The nation in our imagination

The annual celebration of a country’s Independence Day is always an occasion for kitsch.  On such a day, the state invites its citizens to pause from their ordinary preoccupations in order to imagine themselves as the collective inheritors of a great tradition of struggle and heroism.

In the past, the high moments of that tradition were selected and mounted on independence parade floats, and became the essential representations of a nation’s glorious beginnings.  From the grandstand, politicians would proudly behold this montage of freedom and achievement and passionately pledge their generation’s fidelity to the founding fathers’ original dream.

These days, however, it is more common to find such explosion of patriotic images on television, the natural home of all kinds of kitsch. Accompanied by the stirring sounds of nationalist songs, pictures of the nation’s heroes from various periods are flashed on the screen like living icons of a nation’s capacity for courage and selflessness. Sometimes a viewer might be struck by the inclusion of an unfamiliar face or name, or by the glaring omission of someone more deserving of such fame.  But the tyranny of the flashed image overcomes such critical reflection, and so the day passes without delay and the nation once more achieves itself in the imagination.

But, if, as the scholar Benedict Anderson contends, the nation is a product of the imagination, it should be interesting to examine how we Filipinos imagine our nation the rest of the year, when we are not consciously playing our role as legatees of a heroic tradition.  I suggest that the profile of the nation as an imagined community is best discerned from the images also provided by television.

It would have to be a nation of crooks and weirdos, of rapists and murderers, of drug addicts and prostitutes, of homeless children and irresponsible parents, of ignorant citizens and unaccountable leaders. It would have to be one in which life has become so debased that nothing is newsworthy unless it deals with an adult raping a child, or a drug-crazed unemployed man taking somebody hostage, or a desperate Filipino mother in Singapore taking the life of her own children.   It would have to be an ungovernable nation, fit for recolonization, in which government officials spend all their time stealing public funds, and citizens cannot turn to policemen for help because the police department is also the haven of criminal gangs.  It would have to be a nation wholly undeserving of its own flag, a nation that seems to delight in seeing its leaders play the role of sidekick to foreigners.

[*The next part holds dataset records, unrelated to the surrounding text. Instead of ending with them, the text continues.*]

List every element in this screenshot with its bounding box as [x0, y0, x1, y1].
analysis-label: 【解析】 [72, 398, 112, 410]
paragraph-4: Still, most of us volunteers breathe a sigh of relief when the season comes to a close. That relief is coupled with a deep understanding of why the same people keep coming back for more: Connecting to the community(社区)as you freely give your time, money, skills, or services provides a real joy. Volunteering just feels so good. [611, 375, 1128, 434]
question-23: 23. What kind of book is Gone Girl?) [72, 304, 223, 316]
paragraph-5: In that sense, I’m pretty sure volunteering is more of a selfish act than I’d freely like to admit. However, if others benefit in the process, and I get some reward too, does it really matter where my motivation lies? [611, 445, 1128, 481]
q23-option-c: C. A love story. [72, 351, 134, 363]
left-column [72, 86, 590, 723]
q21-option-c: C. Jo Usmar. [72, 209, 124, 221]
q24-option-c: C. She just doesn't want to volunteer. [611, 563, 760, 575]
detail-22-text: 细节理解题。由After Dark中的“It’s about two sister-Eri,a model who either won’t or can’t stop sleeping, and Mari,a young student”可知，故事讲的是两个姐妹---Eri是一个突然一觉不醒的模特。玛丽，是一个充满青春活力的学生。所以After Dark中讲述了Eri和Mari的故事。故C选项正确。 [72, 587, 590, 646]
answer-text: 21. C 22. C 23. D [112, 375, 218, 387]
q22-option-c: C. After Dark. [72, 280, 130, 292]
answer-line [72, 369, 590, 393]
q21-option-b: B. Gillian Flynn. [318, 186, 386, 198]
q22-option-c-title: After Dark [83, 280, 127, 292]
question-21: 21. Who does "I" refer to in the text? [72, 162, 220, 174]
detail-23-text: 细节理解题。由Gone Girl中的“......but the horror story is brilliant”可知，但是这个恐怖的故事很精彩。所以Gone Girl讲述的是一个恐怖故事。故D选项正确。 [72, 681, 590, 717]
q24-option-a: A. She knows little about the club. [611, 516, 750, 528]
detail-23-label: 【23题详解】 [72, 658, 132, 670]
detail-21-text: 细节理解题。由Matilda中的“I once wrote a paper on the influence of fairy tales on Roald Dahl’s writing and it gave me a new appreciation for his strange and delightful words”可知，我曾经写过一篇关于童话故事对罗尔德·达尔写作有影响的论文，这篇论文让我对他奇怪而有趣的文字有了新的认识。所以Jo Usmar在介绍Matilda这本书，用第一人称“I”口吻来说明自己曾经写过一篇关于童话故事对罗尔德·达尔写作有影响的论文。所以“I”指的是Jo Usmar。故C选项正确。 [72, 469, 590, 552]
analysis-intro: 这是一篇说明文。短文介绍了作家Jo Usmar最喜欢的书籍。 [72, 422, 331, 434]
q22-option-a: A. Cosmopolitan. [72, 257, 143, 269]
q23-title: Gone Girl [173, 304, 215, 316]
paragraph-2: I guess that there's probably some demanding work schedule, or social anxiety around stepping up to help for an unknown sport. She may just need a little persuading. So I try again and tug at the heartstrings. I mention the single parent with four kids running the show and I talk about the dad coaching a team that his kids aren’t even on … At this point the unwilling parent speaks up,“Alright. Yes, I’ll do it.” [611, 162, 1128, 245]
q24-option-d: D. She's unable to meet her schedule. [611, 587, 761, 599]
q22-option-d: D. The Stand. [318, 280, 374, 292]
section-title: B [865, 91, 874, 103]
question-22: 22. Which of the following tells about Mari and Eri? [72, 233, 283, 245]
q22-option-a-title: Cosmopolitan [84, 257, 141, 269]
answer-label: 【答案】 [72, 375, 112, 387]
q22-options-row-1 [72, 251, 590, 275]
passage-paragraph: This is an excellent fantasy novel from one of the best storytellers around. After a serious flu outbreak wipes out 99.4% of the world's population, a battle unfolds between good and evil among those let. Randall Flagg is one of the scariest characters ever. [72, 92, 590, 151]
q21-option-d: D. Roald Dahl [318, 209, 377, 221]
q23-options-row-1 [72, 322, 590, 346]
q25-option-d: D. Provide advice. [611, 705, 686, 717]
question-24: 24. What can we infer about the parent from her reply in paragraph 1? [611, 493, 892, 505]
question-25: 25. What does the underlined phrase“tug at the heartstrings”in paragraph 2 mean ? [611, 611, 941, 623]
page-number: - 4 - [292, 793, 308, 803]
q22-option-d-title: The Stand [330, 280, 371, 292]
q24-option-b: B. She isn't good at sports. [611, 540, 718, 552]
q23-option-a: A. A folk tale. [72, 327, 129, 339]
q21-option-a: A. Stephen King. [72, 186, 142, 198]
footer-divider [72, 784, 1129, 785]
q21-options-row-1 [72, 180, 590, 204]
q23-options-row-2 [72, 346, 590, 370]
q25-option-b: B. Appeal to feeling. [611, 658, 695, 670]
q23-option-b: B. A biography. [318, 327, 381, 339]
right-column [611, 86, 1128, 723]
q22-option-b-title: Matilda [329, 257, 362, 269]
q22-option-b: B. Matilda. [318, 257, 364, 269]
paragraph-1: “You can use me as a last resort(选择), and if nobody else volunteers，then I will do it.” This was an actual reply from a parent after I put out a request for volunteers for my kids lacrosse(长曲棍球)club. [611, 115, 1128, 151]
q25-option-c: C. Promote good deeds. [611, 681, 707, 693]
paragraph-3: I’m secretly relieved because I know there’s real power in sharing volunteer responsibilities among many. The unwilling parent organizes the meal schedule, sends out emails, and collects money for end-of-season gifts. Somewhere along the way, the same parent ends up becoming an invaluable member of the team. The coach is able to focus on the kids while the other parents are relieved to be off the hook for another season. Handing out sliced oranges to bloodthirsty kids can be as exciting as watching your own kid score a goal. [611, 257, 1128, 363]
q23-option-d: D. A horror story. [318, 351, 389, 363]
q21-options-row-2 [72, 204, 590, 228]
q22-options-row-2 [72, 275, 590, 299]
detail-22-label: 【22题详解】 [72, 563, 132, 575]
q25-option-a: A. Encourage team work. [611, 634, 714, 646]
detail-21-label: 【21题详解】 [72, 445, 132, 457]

A nation’s self-esteem depends very much on the images by which it portrays itself.  A nation whose mass media habitually showcase its underlife, and project little of what it does to create a better life, cannot possibly look to the future with hope.  Every nation has its problems, its share of scoundrels and deviants, but you can tell a demoralized nation by the relentless way in which it mocks itself.  Such a nation confines its celebrations to what its heroes achieved in the past, and has little to report of what its nameless heroes in the present are trying to do to make its institutions work.

Neither a centennial celebration nor an annual patriotic independence parade can cure the profound self-disgust that the Filipino nation is made to feel by media’s daily portrayal of Filipino low-life.  The tone of such reportage is so completely derisive that one wonders if the media imagined itself a separate nation.

These reports seem wholly unaware of the self-referential character of the nation’s news.  We are invited to laugh at the freaks and the unfortunate among us, to shake our heads at the brazenness of the crooks in public office, or to feel sick at the consistent ability of thieves who raided the public treasury to avoid prison.  Through all this, we find ourselves giving in to a strange and distant resignation, as if what we were seeing was not our own nation.  We feel no empathy; we are detached spectators of our nation’s recurrent tragedy.

I am not at all suggesting that a country’s mass media must become the purveyors of a nation’s delusions.  But I am saying that neither should they be the unrelenting and unsympathetic mirror of all the nation’s failures and weaknesses, which makes any effort at self-improvement seem futile.  It is difficult to sustain a nation’s hope in its future in the face of a daily assault against its self-esteem.  Outside of the annual festivals, when we take time to remember ourselves as a nation, the mass media must make room for a celebration of those little achievements that make the Filipino nation a work in progress.

Pride must outweigh shame, said the philosopher Richard Rorty in his book “Achieving Our Country”.  He was talking of America, a nation that is not known for its humility, at a time in its history when its own intellectuals could only think of it in disgust.  Rorty’s words have a clearer resonance for Filipinos:  “National pride is to countries what self-respect is to individuals: a necessary condition for self-improvement….Those who hope to persuade a nation to exert itself need to remind their country of what it can take pride in as well as it should be ashamed of.”

It is time we imagined ourselves as a nation of hope.